Pancreatic cancer is associated with the poorest prognosis of any digestive cancer due to the high incidence of liver metastasis. This study evaluated the possibility that osteopontin (OPN) RNA interference (RNAi) and anti-OPN antibody (Ab) could have antimetastatic effects. The differential gene expression was measured in a parental cell line, HPC-3, and an established highly liver metastatic cell line, HPC-3H4. This study investigated the effect of OPN RNAi and anti-OPN Ab on the metastatic ability of HPC-3H4 to the liver. An OPN RNAi-expressing vector was introduced into HPC-3H4 cells (HPC-3H4/miOPN), in which OPN production was reduced to the level of the parental HPC-3 cells. Finally, the ability of anti-OPN Ab to suppress liver metastasis was investigated.

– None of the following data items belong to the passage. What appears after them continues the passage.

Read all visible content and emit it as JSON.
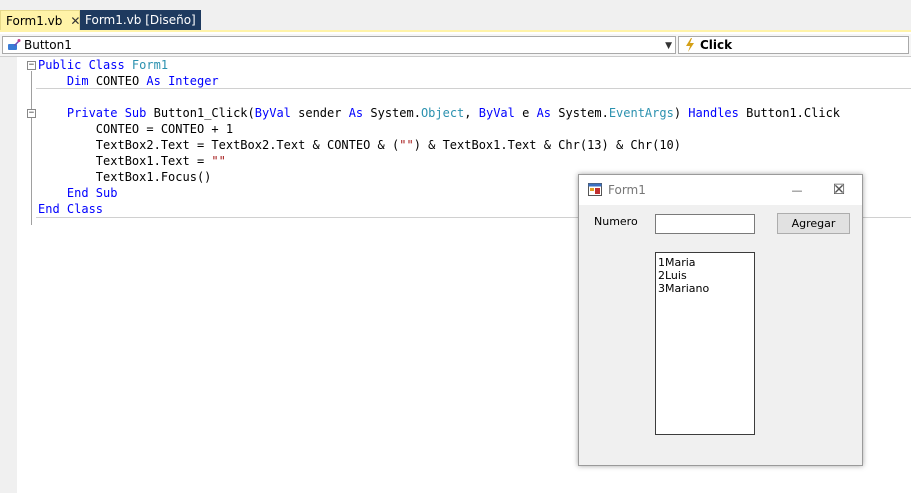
{
  "tabs": {
    "active_label": "Form1.vb",
    "active_close": "✕",
    "design_label": "Form1.vb [Diseño]"
  },
  "navbar": {
    "object_combo": "Button1",
    "event_combo": "Click"
  },
  "code_lines": [
    [
      [
        "kw",
        "Public Class "
      ],
      [
        "ty",
        "Form1"
      ]
    ],
    [
      [
        "",
        "    "
      ],
      [
        "kw",
        "Dim"
      ],
      [
        "",
        " CONTEO "
      ],
      [
        "kw",
        "As Integer"
      ]
    ],
    [],
    [
      [
        "",
        "    "
      ],
      [
        "kw",
        "Private Sub"
      ],
      [
        "",
        " Button1_Click("
      ],
      [
        "kw",
        "ByVal"
      ],
      [
        "",
        " sender "
      ],
      [
        "kw",
        "As"
      ],
      [
        "",
        " System."
      ],
      [
        "ty",
        "Object"
      ],
      [
        "",
        ", "
      ],
      [
        "kw",
        "ByVal"
      ],
      [
        "",
        " e "
      ],
      [
        "kw",
        "As"
      ],
      [
        "",
        " System."
      ],
      [
        "ty",
        "EventArgs"
      ],
      [
        "",
        ") "
      ],
      [
        "kw",
        "Handles"
      ],
      [
        "",
        " Button1.Click"
      ]
    ],
    [
      [
        "",
        "        CONTEO = CONTEO + 1"
      ]
    ],
    [
      [
        "",
        "        TextBox2.Text = TextBox2.Text & CONTEO & ("
      ],
      [
        "st",
        "\"\""
      ],
      [
        "",
        ") & TextBox1.Text & Chr(13) & Chr(10)"
      ]
    ],
    [
      [
        "",
        "        TextBox1.Text = "
      ],
      [
        "st",
        "\"\""
      ]
    ],
    [
      [
        "",
        "        TextBox1.Focus()"
      ]
    ],
    [
      [
        "",
        "    "
      ],
      [
        "kw",
        "End Sub"
      ]
    ],
    [
      [
        "kw",
        "End Class"
      ]
    ]
  ],
  "form_window": {
    "title": "Form1",
    "minimize": "—",
    "maximize": "☐",
    "close": "✕",
    "label_numero": "Numero",
    "textbox1_value": "",
    "button_agregar": "Agregar",
    "textbox2_lines": [
      "1Maria",
      "2Luis",
      "3Mariano"
    ]
  }
}
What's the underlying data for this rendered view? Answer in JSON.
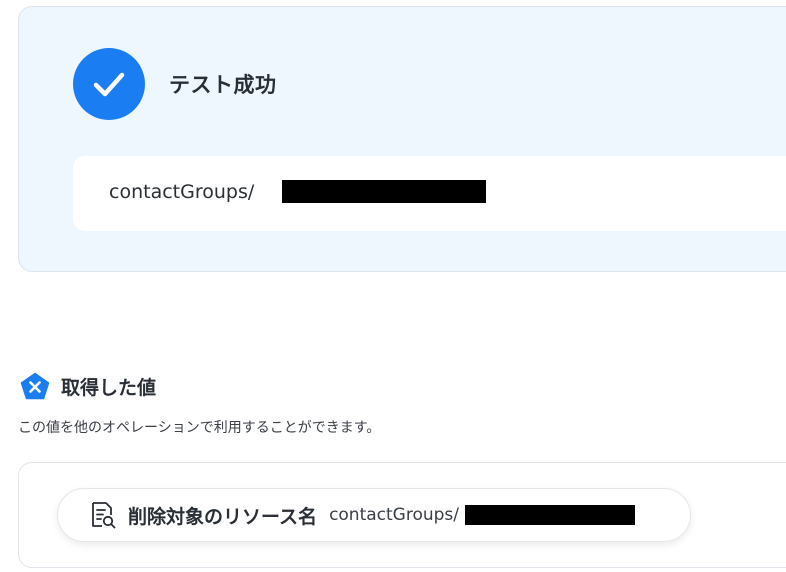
{
  "test_result": {
    "status_icon": "check-circle-icon",
    "title": "テスト成功",
    "output_prefix": "contactGroups/",
    "output_redacted": true
  },
  "fetched_values": {
    "icon": "pentagon-x-icon",
    "title": "取得した値",
    "description": "この値を他のオペレーションで利用することができます。",
    "items": [
      {
        "icon": "document-search-icon",
        "label": "削除対象のリソース名",
        "value_prefix": "contactGroups/",
        "value_redacted": true
      }
    ]
  },
  "colors": {
    "accent": "#1a7df1",
    "card_background": "#eef6fe"
  }
}
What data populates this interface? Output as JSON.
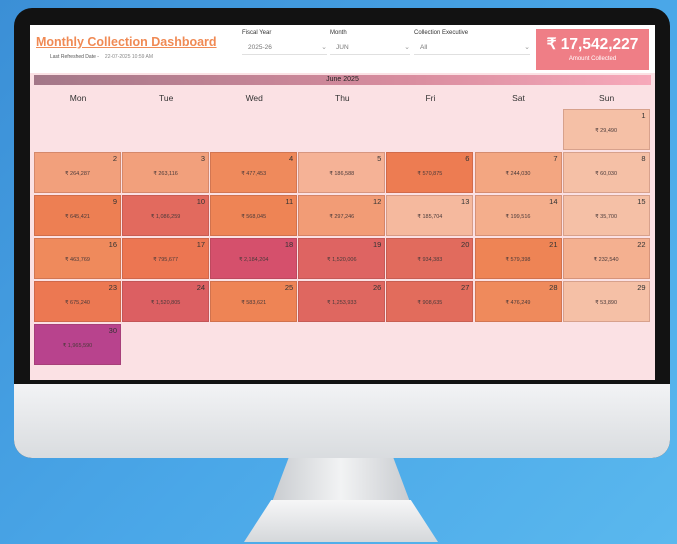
{
  "header": {
    "title": "Monthly Collection Dashboard",
    "refresh_label": "Last Refreshed Date -",
    "refresh_value": "22-07-2025 10:59 AM"
  },
  "filters": {
    "fiscal_year": {
      "label": "Fiscal Year",
      "value": "2025-26"
    },
    "month": {
      "label": "Month",
      "value": "JUN"
    },
    "executive": {
      "label": "Collection Executive",
      "value": "All"
    }
  },
  "kpi": {
    "value": "₹ 17,542,227",
    "caption": "Amount Collected"
  },
  "calendar": {
    "month_title": "June 2025",
    "weekdays": [
      "Mon",
      "Tue",
      "Wed",
      "Thu",
      "Fri",
      "Sat",
      "Sun"
    ],
    "days": [
      {
        "day": "1",
        "amount": "₹ 29,490",
        "color": "#f5c0a6"
      },
      {
        "day": "2",
        "amount": "₹ 264,287",
        "color": "#f2a07c"
      },
      {
        "day": "3",
        "amount": "₹ 263,116",
        "color": "#f2a07c"
      },
      {
        "day": "4",
        "amount": "₹ 477,453",
        "color": "#ef8a5c"
      },
      {
        "day": "5",
        "amount": "₹ 186,588",
        "color": "#f5b296"
      },
      {
        "day": "6",
        "amount": "₹ 570,875",
        "color": "#ed7c52"
      },
      {
        "day": "7",
        "amount": "₹ 244,030",
        "color": "#f3a681"
      },
      {
        "day": "8",
        "amount": "₹ 60,030",
        "color": "#f5c0a6"
      },
      {
        "day": "9",
        "amount": "₹ 645,421",
        "color": "#ed7f53"
      },
      {
        "day": "10",
        "amount": "₹ 1,086,259",
        "color": "#e26a5e"
      },
      {
        "day": "11",
        "amount": "₹ 568,045",
        "color": "#ee8455"
      },
      {
        "day": "12",
        "amount": "₹ 297,246",
        "color": "#f29c76"
      },
      {
        "day": "13",
        "amount": "₹ 185,704",
        "color": "#f5b99e"
      },
      {
        "day": "14",
        "amount": "₹ 199,516",
        "color": "#f4ae8c"
      },
      {
        "day": "15",
        "amount": "₹ 35,700",
        "color": "#f5c0a6"
      },
      {
        "day": "16",
        "amount": "₹ 463,769",
        "color": "#ef8a5c"
      },
      {
        "day": "17",
        "amount": "₹ 795,677",
        "color": "#ec7652"
      },
      {
        "day": "18",
        "amount": "₹ 2,184,204",
        "color": "#d5506c"
      },
      {
        "day": "19",
        "amount": "₹ 1,520,006",
        "color": "#de6462"
      },
      {
        "day": "20",
        "amount": "₹ 934,383",
        "color": "#e16b5d"
      },
      {
        "day": "21",
        "amount": "₹ 579,398",
        "color": "#ee8455"
      },
      {
        "day": "22",
        "amount": "₹ 232,540",
        "color": "#f4b090"
      },
      {
        "day": "23",
        "amount": "₹ 675,240",
        "color": "#ec7852"
      },
      {
        "day": "24",
        "amount": "₹ 1,520,805",
        "color": "#dc5f62"
      },
      {
        "day": "25",
        "amount": "₹ 583,621",
        "color": "#ee8455"
      },
      {
        "day": "26",
        "amount": "₹ 1,253,933",
        "color": "#df6760"
      },
      {
        "day": "27",
        "amount": "₹ 908,635",
        "color": "#e26c5c"
      },
      {
        "day": "28",
        "amount": "₹ 476,249",
        "color": "#ef8a5c"
      },
      {
        "day": "29",
        "amount": "₹ 53,890",
        "color": "#f5c0a6"
      },
      {
        "day": "30",
        "amount": "₹ 1,965,590",
        "color": "#b8438d"
      }
    ]
  }
}
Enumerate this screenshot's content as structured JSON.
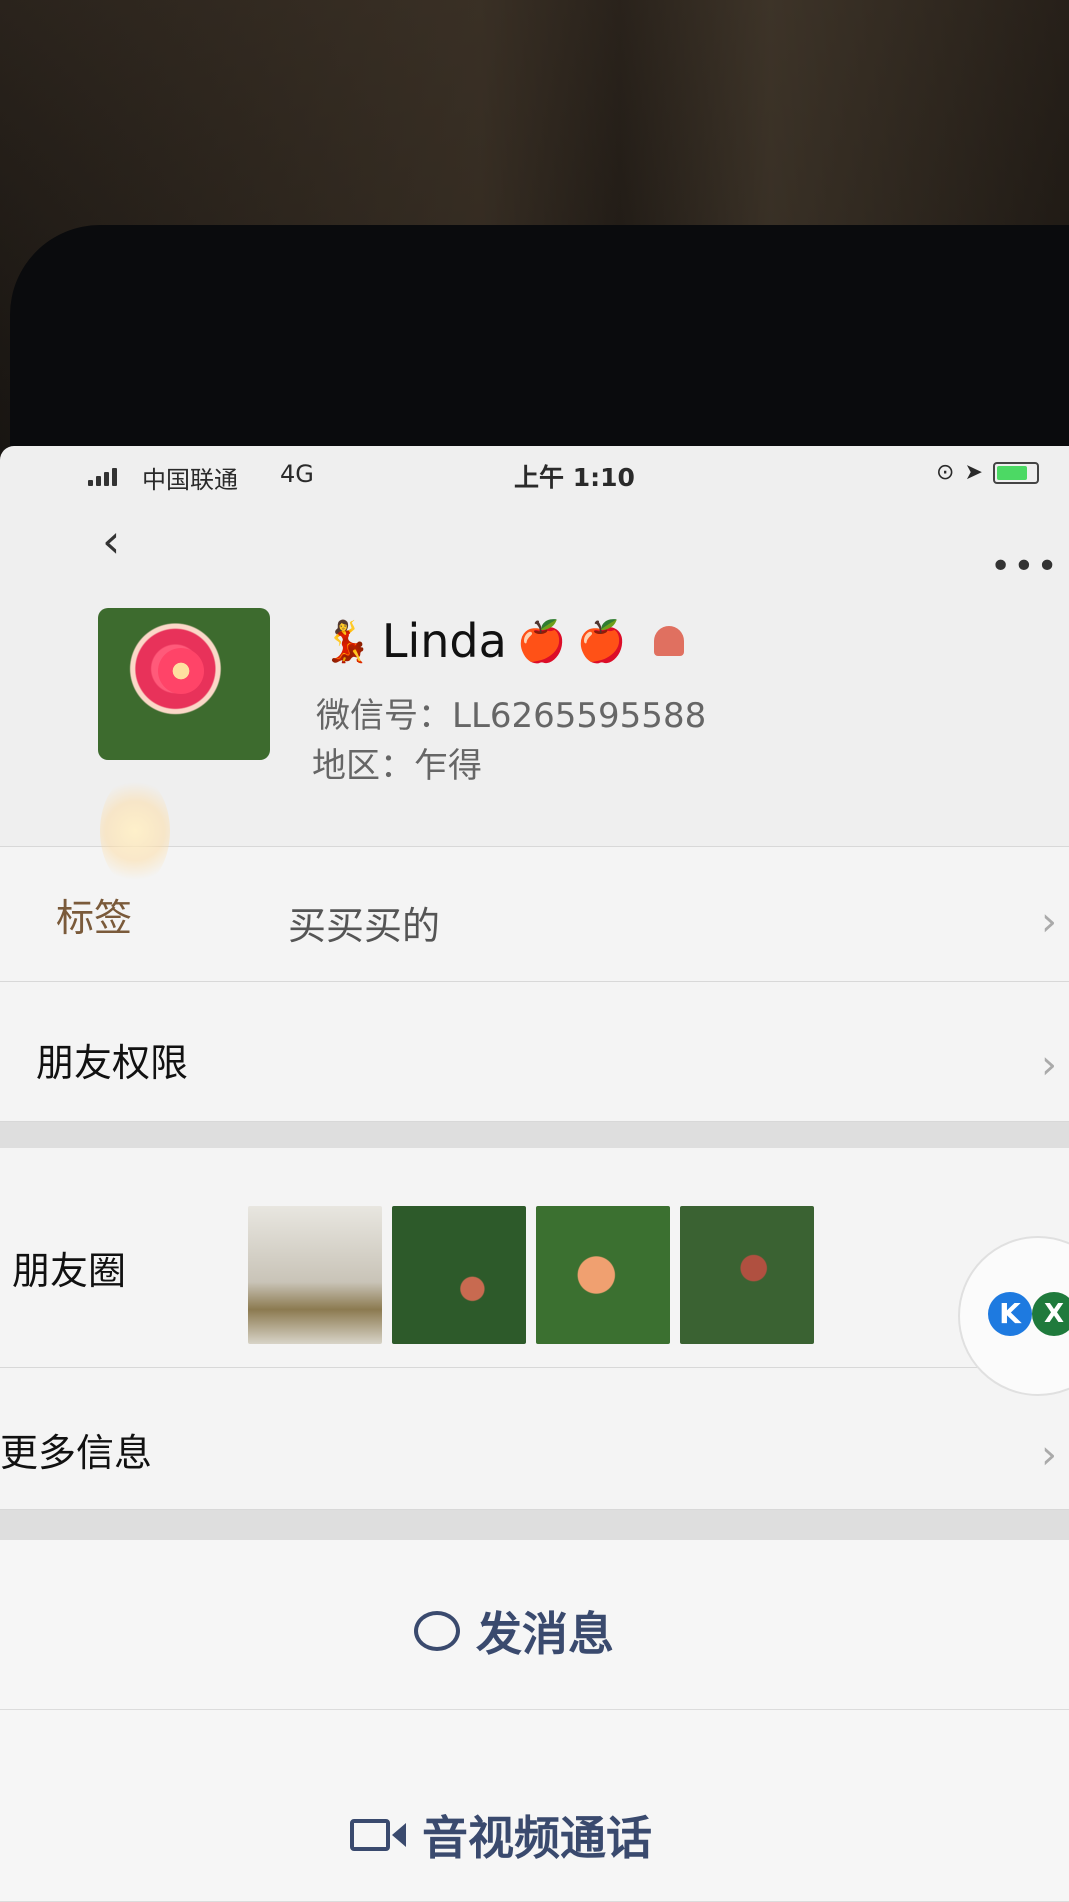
{
  "status_bar": {
    "carrier": "中国联通",
    "network": "4G",
    "time": "上午 1:10"
  },
  "profile": {
    "name": "Linda",
    "wechat_id": "微信号：LL6265595588",
    "region": "地区：乍得",
    "name_emojis": [
      "💃",
      "🍎",
      "🍎"
    ]
  },
  "rows": {
    "tags": {
      "label": "标签",
      "value": "买买买的"
    },
    "permissions": {
      "label": "朋友权限"
    },
    "moments": {
      "label": "朋友圈"
    },
    "more_info": {
      "label": "更多信息"
    }
  },
  "floating": {
    "k": "K",
    "x": "X"
  },
  "actions": {
    "message": "发消息",
    "call": "音视频通话"
  },
  "icons": {
    "back": "chevron-left-icon",
    "more": "more-icon",
    "chevron": "chevron-right-icon"
  },
  "colors": {
    "action_text": "#3a4a6e",
    "background": "#efefef"
  }
}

Osteopontin was upregulated 11.1-fold in HPC-3H4 in comparison to HPC-3. The metastatic rate of HPC-3H4/miOPN was significantly reduced to 25% in comparison to the 100% metastatic rate of HPC-3H4 and control HPC-3H4/miNeg cells (P < 0.01). The metastatic rate of the group given anti-OPN Ab was 50%. OPN RNAi and anti-OPN Ab had remarkable inhibitory effects against liver metastasis by the pancreatic cancer cell line.